I tried the following code:
import xml.dom.minidom as minidom
xml_fname = "library.xml"
dom = minidom.parse(xml_fname)
print(dom.firstChild.tagName)
print(dom.firstChild.attributes[0].value)
It gives the following error:
Traceback (most recent call last):
File "main.py", line 8, in <module>
print(dom.firstChild.attributes[0].value)
File "/usr/lib/python3.8/xml/dom/minidom.py", line 552, in __getitem__
return self._attrs[attname_or_tuple]
KeyError: 0
The DOM Node.attributes
object is a NamedNodeMap
object, you'll have to use the interface defined in the specification. You can't just index into them, there is no support for Python-like indexing.

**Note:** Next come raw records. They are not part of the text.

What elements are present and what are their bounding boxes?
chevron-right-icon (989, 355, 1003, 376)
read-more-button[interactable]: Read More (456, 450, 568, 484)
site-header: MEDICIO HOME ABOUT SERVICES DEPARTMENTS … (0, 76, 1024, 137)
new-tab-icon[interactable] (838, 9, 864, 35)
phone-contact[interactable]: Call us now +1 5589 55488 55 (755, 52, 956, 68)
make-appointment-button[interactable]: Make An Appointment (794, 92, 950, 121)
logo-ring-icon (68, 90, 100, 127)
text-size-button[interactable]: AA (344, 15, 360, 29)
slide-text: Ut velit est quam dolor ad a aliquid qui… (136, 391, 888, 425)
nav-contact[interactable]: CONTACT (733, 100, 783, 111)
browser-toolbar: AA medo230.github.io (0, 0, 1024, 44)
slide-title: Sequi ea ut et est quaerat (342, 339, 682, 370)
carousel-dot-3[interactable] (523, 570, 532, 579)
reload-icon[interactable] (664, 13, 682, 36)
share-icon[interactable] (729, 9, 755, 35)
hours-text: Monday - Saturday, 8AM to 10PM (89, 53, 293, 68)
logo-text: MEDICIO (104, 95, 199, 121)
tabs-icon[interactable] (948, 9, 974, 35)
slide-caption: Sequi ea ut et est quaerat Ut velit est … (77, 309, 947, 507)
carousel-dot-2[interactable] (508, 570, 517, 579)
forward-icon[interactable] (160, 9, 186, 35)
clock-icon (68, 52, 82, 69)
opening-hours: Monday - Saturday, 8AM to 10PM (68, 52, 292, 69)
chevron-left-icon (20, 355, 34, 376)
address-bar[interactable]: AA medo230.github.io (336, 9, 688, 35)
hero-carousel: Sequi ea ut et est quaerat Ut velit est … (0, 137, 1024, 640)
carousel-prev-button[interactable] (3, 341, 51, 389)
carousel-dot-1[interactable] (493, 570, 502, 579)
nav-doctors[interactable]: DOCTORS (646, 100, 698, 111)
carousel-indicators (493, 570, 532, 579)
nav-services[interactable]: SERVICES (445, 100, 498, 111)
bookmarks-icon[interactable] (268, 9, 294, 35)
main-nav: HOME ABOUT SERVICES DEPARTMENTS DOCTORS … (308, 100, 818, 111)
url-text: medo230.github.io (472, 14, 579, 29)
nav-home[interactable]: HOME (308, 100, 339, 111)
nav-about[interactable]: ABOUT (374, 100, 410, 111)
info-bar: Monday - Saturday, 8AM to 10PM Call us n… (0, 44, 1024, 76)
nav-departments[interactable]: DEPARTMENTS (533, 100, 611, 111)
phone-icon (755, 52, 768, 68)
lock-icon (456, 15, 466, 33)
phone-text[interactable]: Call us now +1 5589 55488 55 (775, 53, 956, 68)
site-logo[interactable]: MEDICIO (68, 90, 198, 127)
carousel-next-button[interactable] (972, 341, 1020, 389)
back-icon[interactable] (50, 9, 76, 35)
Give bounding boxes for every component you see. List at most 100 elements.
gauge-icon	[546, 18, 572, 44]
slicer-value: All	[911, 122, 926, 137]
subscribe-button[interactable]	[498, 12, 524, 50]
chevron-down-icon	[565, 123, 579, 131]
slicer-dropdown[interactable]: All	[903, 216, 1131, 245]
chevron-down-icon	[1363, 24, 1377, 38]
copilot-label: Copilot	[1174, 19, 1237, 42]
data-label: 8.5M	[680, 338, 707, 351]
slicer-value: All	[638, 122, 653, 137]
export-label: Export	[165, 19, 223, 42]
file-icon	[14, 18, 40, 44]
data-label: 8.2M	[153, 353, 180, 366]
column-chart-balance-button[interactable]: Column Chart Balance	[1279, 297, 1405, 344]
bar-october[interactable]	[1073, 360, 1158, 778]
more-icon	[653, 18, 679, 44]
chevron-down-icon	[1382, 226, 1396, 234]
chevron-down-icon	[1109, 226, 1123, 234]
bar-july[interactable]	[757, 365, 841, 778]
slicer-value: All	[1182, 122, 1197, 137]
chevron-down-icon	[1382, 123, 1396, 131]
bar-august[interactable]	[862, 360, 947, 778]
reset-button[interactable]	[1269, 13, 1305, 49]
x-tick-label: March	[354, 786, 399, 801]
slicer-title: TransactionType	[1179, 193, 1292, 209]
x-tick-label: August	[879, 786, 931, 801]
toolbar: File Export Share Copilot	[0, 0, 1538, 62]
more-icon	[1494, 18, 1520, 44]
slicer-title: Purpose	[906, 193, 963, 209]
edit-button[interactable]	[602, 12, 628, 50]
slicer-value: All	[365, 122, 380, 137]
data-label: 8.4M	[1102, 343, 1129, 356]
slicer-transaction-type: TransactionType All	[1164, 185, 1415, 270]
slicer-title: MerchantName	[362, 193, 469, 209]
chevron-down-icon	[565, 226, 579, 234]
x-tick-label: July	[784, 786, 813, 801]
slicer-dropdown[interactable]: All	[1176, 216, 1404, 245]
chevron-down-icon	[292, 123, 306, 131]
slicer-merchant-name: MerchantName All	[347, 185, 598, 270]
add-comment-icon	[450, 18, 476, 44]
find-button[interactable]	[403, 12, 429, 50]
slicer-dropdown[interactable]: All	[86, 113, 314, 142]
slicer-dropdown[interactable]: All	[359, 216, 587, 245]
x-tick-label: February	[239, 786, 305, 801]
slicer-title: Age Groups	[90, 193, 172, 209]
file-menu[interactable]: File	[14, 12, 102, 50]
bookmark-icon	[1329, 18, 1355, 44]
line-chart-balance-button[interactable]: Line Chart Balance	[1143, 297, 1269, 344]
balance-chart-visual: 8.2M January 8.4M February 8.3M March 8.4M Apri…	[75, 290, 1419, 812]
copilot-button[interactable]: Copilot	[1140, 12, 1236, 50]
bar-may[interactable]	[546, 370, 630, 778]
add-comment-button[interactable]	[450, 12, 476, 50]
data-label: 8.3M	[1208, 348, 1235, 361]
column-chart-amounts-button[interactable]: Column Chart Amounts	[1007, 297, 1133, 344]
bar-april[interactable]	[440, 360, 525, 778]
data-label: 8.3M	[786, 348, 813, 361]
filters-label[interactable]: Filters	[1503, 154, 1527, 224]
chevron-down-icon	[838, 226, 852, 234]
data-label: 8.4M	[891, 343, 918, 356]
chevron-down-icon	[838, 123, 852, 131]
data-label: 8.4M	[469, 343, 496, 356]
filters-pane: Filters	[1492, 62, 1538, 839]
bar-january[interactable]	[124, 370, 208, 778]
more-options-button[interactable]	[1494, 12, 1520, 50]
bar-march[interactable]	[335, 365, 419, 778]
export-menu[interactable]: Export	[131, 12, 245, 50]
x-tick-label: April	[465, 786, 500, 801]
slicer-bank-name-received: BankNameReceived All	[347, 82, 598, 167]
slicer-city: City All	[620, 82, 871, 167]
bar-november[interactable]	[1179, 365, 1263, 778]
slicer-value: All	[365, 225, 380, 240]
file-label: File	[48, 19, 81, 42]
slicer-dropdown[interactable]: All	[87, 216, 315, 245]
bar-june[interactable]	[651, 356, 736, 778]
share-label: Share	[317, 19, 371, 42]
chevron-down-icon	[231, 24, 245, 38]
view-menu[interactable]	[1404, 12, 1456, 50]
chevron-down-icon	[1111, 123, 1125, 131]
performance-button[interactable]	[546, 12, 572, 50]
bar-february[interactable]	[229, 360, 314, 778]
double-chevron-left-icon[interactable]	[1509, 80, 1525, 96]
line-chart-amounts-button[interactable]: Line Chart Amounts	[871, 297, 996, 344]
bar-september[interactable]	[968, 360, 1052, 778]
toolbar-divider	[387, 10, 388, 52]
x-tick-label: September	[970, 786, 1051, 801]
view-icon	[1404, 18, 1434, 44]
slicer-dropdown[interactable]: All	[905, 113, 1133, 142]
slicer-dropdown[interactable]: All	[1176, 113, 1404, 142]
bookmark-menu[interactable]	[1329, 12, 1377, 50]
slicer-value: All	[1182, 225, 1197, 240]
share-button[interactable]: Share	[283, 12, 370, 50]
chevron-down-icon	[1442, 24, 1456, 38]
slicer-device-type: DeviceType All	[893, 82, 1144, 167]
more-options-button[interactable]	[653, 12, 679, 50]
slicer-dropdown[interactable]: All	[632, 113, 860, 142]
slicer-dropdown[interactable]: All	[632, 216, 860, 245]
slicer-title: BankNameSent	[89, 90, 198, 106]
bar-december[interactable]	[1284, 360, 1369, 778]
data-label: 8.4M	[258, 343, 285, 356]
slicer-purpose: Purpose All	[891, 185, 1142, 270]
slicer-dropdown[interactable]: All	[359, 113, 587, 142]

The specification tells you there is a .length
attribute, and an item()
method which returns a Node subtype, here those are Attr
objects:
>>> attributes = dom.firstChild.attributes
>>> for i in range(attributes.length):
... print(attributes.item(i))
...
<xml.dom.minidom.Attr object at 0x10e47f6d0>
<xml.dom.minidom.Attr object at 0x10e47f660>
Each of those Attr
objects have name
and value
attributes:
>>> for i in range(attributes.length):
... attr = attributes.item(i)
... print(f"Name: {attr.name}, value: {attr.value}")
...
Name: attrib1, value: att11
Name: attrib2, value: att22
I've said this in my previous answer, but I'll reiterate it here: The DOM API is extremely bare bones, and not at all Pythonic. It does not behave like you'd expect Python objects to behave. Use the ElementTree API if you want something more Pythonic. The ElementTree API elements have an .attrib
attribute that's a Python dictionary, for example.